Hoy ha muerto un poeta, uno de tantos, su triste corazón
que siempre supo demasiado de melancolías, no aguantó más,
murió como un carpintero o un maestro, no imaginen gloriosa
la muerte de un poeta, ni esperen grandes palabras en su epitafio,
nadie llora nunca la muerte de un viejo poeta olvidado.
Murió una calurosa tarde de julio sobre un sofá barato, solo, mientras volvía
a ver, una vez más, una película de Bergman que amaba demasiado.

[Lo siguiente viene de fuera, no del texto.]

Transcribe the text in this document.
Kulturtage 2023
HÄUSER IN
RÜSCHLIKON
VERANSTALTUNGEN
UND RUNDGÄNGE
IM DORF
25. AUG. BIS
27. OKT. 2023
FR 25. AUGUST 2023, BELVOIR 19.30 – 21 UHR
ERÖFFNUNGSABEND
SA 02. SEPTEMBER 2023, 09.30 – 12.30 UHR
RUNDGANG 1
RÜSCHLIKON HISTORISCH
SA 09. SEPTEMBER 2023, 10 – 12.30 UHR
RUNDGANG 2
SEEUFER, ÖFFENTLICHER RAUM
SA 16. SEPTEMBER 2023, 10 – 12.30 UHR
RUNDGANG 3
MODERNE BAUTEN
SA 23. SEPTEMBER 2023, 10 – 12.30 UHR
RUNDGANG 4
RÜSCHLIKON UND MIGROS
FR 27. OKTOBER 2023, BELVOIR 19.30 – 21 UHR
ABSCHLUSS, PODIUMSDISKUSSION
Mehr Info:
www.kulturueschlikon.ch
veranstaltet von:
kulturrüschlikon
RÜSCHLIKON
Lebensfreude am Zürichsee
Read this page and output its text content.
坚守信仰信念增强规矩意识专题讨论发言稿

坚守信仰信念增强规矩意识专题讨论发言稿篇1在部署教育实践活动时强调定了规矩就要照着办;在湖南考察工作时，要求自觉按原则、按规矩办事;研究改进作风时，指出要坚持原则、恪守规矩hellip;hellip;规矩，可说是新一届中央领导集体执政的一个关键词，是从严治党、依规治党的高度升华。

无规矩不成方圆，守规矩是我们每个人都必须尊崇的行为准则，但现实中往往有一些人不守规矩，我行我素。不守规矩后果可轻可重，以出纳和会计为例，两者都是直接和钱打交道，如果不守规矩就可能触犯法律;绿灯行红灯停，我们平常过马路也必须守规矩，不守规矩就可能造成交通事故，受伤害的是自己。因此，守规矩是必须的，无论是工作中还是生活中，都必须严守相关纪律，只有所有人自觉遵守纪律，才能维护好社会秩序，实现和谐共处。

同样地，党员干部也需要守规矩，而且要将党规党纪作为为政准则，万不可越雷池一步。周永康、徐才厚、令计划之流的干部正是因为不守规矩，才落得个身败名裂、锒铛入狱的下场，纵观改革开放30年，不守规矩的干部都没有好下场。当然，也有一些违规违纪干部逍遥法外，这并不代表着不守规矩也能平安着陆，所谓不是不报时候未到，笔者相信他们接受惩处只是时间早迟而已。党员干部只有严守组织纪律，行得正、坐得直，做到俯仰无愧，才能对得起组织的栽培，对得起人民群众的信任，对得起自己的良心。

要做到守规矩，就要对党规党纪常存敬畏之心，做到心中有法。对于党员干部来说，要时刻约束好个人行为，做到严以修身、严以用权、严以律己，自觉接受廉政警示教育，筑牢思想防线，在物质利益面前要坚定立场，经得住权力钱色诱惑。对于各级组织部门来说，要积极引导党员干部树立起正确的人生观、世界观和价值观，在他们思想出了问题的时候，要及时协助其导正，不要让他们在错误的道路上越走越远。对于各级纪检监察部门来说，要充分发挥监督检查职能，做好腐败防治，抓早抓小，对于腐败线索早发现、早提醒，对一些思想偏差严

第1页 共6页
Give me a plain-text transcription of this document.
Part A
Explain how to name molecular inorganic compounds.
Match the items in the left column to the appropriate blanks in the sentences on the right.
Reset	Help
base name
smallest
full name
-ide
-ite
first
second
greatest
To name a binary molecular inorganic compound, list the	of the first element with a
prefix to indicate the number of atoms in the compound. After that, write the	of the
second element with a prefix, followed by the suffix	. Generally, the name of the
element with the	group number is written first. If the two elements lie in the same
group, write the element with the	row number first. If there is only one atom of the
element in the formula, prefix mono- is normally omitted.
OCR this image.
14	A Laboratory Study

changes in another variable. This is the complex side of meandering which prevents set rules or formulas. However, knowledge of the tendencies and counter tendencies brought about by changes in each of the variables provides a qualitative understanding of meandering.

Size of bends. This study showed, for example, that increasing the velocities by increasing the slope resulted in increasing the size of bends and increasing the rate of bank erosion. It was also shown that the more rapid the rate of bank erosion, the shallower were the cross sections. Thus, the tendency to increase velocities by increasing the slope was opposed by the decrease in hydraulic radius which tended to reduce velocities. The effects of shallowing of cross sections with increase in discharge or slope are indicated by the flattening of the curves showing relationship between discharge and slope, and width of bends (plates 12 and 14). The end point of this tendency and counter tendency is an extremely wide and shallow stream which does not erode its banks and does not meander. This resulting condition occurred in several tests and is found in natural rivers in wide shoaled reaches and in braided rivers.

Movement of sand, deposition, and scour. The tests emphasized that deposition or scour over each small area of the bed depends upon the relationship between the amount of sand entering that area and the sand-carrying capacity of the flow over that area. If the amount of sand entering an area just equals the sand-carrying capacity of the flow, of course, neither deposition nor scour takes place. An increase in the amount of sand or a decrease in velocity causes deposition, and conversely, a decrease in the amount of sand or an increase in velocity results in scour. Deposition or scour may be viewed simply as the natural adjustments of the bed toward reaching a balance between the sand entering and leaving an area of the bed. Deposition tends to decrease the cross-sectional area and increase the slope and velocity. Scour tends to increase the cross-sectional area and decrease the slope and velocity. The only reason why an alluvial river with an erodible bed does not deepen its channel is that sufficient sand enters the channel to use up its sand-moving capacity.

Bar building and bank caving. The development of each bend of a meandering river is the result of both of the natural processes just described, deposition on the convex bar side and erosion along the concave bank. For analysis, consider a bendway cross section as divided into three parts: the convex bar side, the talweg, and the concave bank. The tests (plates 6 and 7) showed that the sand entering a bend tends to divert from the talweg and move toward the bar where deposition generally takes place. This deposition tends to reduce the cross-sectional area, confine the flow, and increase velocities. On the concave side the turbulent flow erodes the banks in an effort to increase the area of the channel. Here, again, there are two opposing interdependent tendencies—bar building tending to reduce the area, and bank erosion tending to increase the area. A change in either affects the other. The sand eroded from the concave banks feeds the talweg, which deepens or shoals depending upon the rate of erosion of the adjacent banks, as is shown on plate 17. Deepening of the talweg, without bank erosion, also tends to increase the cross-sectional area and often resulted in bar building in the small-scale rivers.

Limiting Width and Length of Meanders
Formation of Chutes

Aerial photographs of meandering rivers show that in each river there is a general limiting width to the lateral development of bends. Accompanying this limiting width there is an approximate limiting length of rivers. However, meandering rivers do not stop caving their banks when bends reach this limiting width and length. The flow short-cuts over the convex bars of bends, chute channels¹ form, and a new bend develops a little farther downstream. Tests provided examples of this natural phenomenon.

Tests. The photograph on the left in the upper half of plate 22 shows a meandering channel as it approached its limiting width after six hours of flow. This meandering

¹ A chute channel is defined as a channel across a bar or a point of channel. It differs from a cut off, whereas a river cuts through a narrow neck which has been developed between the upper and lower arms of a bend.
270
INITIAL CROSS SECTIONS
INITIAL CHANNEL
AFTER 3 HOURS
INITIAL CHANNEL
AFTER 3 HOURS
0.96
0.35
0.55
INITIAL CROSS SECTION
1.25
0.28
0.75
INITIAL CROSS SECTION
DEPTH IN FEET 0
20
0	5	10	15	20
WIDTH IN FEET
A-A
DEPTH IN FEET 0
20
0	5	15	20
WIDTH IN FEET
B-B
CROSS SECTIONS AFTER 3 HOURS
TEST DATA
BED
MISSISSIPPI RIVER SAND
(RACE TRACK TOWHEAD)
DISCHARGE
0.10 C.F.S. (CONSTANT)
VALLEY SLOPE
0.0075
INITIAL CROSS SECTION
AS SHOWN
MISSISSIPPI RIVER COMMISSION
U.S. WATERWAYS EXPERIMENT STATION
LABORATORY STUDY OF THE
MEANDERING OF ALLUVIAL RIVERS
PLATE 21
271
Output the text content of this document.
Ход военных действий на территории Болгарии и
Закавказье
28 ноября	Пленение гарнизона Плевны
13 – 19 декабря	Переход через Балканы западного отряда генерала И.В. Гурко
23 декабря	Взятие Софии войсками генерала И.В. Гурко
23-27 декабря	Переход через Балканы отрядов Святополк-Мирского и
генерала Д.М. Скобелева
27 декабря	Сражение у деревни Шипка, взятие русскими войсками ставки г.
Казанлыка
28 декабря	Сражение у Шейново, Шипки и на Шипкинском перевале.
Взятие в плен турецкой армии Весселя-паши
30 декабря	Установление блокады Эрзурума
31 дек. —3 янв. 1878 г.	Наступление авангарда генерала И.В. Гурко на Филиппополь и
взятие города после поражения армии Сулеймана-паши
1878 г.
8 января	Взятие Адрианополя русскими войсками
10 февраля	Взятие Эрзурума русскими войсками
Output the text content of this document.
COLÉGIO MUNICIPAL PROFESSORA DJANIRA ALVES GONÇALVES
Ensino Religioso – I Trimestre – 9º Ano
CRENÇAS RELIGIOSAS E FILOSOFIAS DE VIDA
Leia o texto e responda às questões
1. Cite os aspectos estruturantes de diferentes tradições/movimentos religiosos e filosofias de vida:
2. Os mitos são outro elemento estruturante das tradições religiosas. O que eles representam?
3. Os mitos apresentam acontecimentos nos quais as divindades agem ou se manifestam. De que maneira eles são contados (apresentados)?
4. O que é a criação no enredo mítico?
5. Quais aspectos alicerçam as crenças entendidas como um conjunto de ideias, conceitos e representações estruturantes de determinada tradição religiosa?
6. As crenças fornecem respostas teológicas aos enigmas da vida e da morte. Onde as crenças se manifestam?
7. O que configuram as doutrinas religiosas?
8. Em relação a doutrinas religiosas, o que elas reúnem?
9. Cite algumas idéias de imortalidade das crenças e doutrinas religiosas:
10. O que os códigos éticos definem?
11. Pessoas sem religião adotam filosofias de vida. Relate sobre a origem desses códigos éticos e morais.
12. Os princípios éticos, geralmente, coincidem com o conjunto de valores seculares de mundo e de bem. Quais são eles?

Se ganó la vida hablando a ociosos adolescentes de la digna soledad de Cernuda,
y de cómo le aborreció Sevilla, en destartalados y fríos
institutos de pueblos de Castilla cuyo nombre nadie nunca recordará.
Publicó un puñado de sonetos como delicadas y exquisitas amatistas
en una pequeña editorial que sólo conocían algunos poetas amigos,
cuando los sonetos no estaban de moda,
y todos recitaban de memoria en inglés a Pound,
y recibió algunas cartas de mujeres francamente neuróticas,
cincuentonas solitarias que vivían en diminutos pisos de las afueras,
que decían amarle y desear su carne en la ardiente oscuridad.
Y entregó lo más preciado de su juventud a intentar encontrar
inútilmente ese verso eterno jamás escrito que fuese capaz de ennoblecerlo,
y sin embargo tan sólo fue un grotesco bufón más de la belleza,
alguien enamorado de aquella Ofelia sin excesivo talento
que sabía demasiado de viejos teatros de provincias en penumbra,
un hombre como cualquier otro, uno de tantos,
nadie nunca recordará su nombre ni qué escondía su corazón,
y mucho menos cualquiera de sus versos que valieron una vida entera.